Roll the Oklahoma footage.
Oweh went for a season-high 28 points -- including scoring the final 18 points for Kentucky over the last nine minutes of the game -- before making the go-ahead basket with 6.1 seconds left.
No other Cat has the offensive capacity for that kind of outburst. He just has to prove he can do it when he's not motivated by playing against his former team.
UK lost the potential for another player who could be that guy when guard Jaxson Robinson reinjured his wrist at Oklahoma and had to have season-ending surgery.
Certainly Pope trusts having the ball in the hands of Lamont Butler to make late-game decisions. Butler delivered the biggest shot in San Diego State's history when his game-winner against Florida Atlantic put the Aztecs in the 2023 national title game.
But Butler hasn't been fully healthy since January. Since coming back from a shoulder injury, he's shot 10 for 26 from the field -- including 1 of 6 from 3-point range -- and averaged 8.7 points per game.
Koby Brea, whose 44% 3-point shooting leads the SEC, always has the potential to go off for 20-plus points in any game. But he generally tends to take shots produced in the flow of the offense, not generate shots on his own.
In 11 games as a starter this season, Brea's average of 12.8 is just a basket more than what he's scored (10.3 points per game) while coming off the bench.
If a play breaks down, Brea isn't the guy you want to give the ball to and say go get a bucket.
In the seven games that Robinson missed, Oweh has welcomed more of the scoring responsibility -- with four games of scoring 20 or more. He had just seven 20-point games the rest of the season with Robinson in the lineup.
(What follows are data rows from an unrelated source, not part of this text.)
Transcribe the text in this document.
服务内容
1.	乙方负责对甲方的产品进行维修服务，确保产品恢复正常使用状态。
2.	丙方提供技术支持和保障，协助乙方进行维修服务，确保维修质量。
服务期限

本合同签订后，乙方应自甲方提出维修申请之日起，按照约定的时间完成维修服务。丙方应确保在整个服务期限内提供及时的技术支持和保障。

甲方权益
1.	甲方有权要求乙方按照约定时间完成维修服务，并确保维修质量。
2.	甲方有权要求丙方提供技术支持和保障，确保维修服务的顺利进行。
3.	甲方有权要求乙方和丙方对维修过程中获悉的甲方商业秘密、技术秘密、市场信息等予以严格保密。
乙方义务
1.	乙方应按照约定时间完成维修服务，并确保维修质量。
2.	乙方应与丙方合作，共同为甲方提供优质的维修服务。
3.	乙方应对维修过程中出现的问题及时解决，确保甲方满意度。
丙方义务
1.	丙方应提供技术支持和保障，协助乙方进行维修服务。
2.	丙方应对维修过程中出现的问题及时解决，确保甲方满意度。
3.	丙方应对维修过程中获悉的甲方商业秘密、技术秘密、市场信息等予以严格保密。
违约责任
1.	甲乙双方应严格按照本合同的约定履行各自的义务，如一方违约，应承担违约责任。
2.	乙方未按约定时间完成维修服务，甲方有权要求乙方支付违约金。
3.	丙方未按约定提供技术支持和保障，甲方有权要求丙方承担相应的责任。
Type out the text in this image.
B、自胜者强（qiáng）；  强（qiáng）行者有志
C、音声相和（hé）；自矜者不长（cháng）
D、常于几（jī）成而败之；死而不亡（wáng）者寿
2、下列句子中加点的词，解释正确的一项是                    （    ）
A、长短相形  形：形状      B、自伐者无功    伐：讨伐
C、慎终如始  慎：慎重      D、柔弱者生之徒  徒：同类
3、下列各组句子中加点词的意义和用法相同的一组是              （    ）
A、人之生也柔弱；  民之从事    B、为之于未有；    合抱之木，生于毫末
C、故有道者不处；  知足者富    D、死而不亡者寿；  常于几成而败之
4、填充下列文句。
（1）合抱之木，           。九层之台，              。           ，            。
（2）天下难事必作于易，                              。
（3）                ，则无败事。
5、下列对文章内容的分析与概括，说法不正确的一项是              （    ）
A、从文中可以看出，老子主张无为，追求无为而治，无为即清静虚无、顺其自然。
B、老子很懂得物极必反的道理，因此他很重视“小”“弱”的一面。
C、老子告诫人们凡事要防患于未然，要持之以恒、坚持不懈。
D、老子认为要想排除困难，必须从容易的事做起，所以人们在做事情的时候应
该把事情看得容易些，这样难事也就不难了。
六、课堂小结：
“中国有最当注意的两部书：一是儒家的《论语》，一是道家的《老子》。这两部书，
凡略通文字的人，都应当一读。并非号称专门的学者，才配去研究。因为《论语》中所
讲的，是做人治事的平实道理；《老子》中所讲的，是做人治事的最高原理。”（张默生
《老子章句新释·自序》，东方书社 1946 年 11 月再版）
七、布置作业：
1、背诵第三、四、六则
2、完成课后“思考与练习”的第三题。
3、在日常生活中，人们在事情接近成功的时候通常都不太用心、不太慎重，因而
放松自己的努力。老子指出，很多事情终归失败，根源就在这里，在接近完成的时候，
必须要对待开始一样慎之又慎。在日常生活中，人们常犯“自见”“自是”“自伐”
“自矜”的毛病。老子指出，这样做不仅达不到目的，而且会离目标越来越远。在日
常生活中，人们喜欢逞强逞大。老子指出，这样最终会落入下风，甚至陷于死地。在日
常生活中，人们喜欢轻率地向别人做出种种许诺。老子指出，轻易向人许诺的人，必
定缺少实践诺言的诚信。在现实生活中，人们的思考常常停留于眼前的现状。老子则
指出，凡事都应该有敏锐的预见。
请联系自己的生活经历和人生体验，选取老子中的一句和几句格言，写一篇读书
The downside of it is Oweh has also shown the burden of having to produce. In losses to Auburn and Alabama, he combined for six points, which marked his only two games as a Wildcat that he didn't reach double figures.
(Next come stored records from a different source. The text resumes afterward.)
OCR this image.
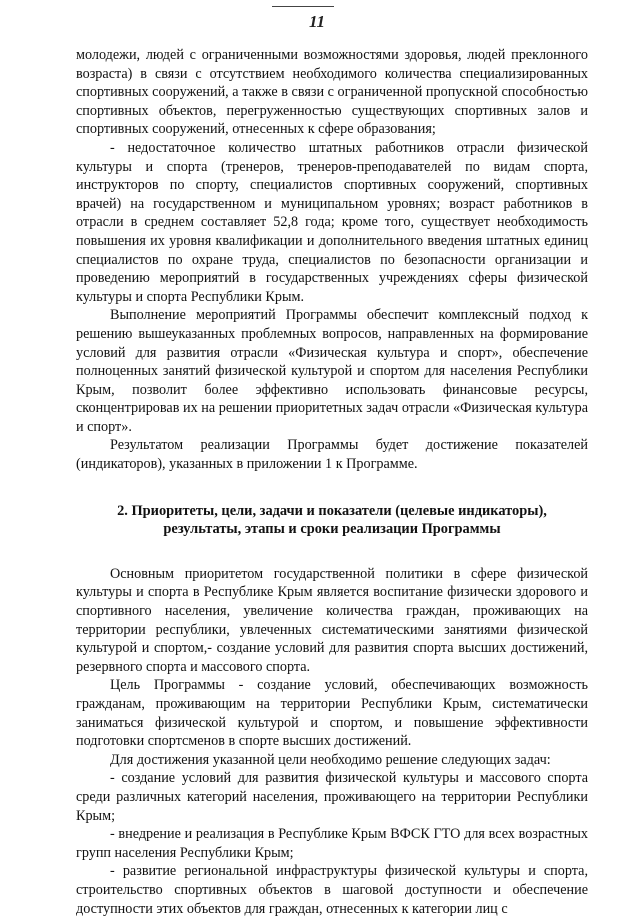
11

молодежи, людей с ограниченными возможностями здоровья, людей преклонного возраста) в связи с отсутствием необходимого количества специализированных спортивных сооружений, а также в связи с ограниченной пропускной способностью спортивных объектов, перегруженностью существующих спортивных залов и спортивных сооружений, отнесенных к сфере образования;

- недостаточное количество штатных работников отрасли физической культуры и спорта (тренеров, тренеров-преподавателей по видам спорта, инструкторов по спорту, специалистов спортивных сооружений, спортивных врачей) на государственном и муниципальном уровнях; возраст работников в отрасли в среднем составляет 52,8 года; кроме того, существует необходимость повышения их уровня квалификации и дополнительного введения штатных единиц специалистов по охране труда, специалистов по безопасности организации и проведению мероприятий в государственных учреждениях сферы физической культуры и спорта Республики Крым.

Выполнение мероприятий Программы обеспечит комплексный подход к решению вышеуказанных проблемных вопросов, направленных на формирование условий для развития отрасли «Физическая культура и спорт», обеспечение полноценных занятий физической культурой и спортом для населения Республики Крым, позволит более эффективно использовать финансовые ресурсы, сконцентрировав их на решении приоритетных задач отрасли «Физическая культура и спорт».

Результатом реализации Программы будет достижение показателей (индикаторов), указанных в приложении 1 к Программе.

2. Приоритеты, цели, задачи и показатели (целевые индикаторы), результаты, этапы и сроки реализации Программы

Основным приоритетом государственной политики в сфере физической культуры и спорта в Республике Крым является воспитание физически здорового и спортивного населения, увеличение количества граждан, проживающих на территории республики, увлеченных систематическими занятиями физической культурой и спортом,- создание условий для развития спорта высших достижений, резервного спорта и массового спорта.

Цель Программы - создание условий, обеспечивающих возможность гражданам, проживающим на территории Республики Крым, систематически заниматься физической культурой и спортом, и повышение эффективности подготовки спортсменов в спорте высших достижений.

Для достижения указанной цели необходимо решение следующих задач:

- создание условий для развития физической культуры и массового спорта среди различных категорий населения, проживающего на территории Республики Крым;

- внедрение и реализация в Республике Крым ВФСК ГТО для всех возрастных групп населения Республики Крым;

- развитие региональной инфраструктуры физической культуры и спорта, строительство спортивных объектов в шаговой доступности и обеспечение доступности этих объектов для граждан, отнесенных к категории лиц с
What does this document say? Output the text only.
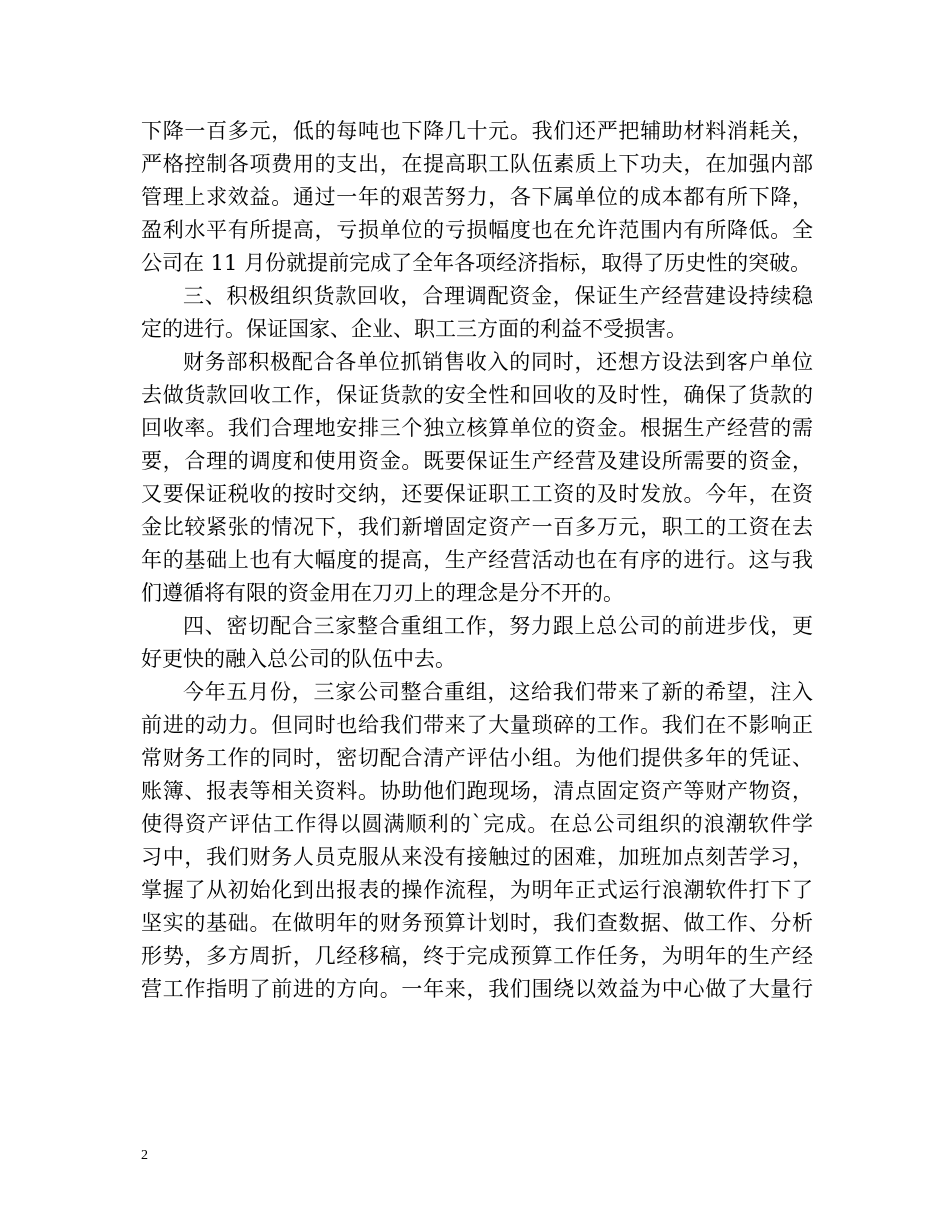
下降一百多元，低的每吨也下降几十元。我们还严把辅助材料消耗关，
严格控制各项费用的支出，在提高职工队伍素质上下功夫，在加强内部
管理上求效益。通过一年的艰苦努力，各下属单位的成本都有所下降，
盈利水平有所提高，亏损单位的亏损幅度也在允许范围内有所降低。全
公司在 11 月份就提前完成了全年各项经济指标，取得了历史性的突破。
三、积极组织货款回收，合理调配资金，保证生产经营建设持续稳
定的进行。保证国家、企业、职工三方面的利益不受损害。
财务部积极配合各单位抓销售收入的同时，还想方设法到客户单位
去做货款回收工作，保证货款的安全性和回收的及时性，确保了货款的
回收率。我们合理地安排三个独立核算单位的资金。根据生产经营的需
要，合理的调度和使用资金。既要保证生产经营及建设所需要的资金，
又要保证税收的按时交纳，还要保证职工工资的及时发放。今年，在资
金比较紧张的情况下，我们新增固定资产一百多万元，职工的工资在去
年的基础上也有大幅度的提高，生产经营活动也在有序的进行。这与我
们遵循将有限的资金用在刀刃上的理念是分不开的。
四、密切配合三家整合重组工作，努力跟上总公司的前进步伐，更
好更快的融入总公司的队伍中去。
今年五月份，三家公司整合重组，这给我们带来了新的希望，注入
前进的动力。但同时也给我们带来了大量琐碎的工作。我们在不影响正
常财务工作的同时，密切配合清产评估小组。为他们提供多年的凭证、
账簿、报表等相关资料。协助他们跑现场，清点固定资产等财产物资，
使得资产评估工作得以圆满顺利的`完成。在总公司组织的浪潮软件学
习中，我们财务人员克服从来没有接触过的困难，加班加点刻苦学习，
掌握了从初始化到出报表的操作流程，为明年正式运行浪潮软件打下了
坚实的基础。在做明年的财务预算计划时，我们查数据、做工作、分析
形势，多方周折，几经移稿，终于完成预算工作任务，为明年的生产经
营工作指明了前进的方向。一年来，我们围绕以效益为中心做了大量行
2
Those games are proving to be an aberration.
Oweh is the most athletic, most explosive player opponents have to defend, and in 1-on-1 situations, he's going to make his way to the rim or to the foul line. He's taken the most free throws for UK and ranks sixth in the SEC with 125 made free throws.
As much as Pope has built a team with the intent of not putting it all on one player, March is the time when every teams needs that one player who can help it survive and advance.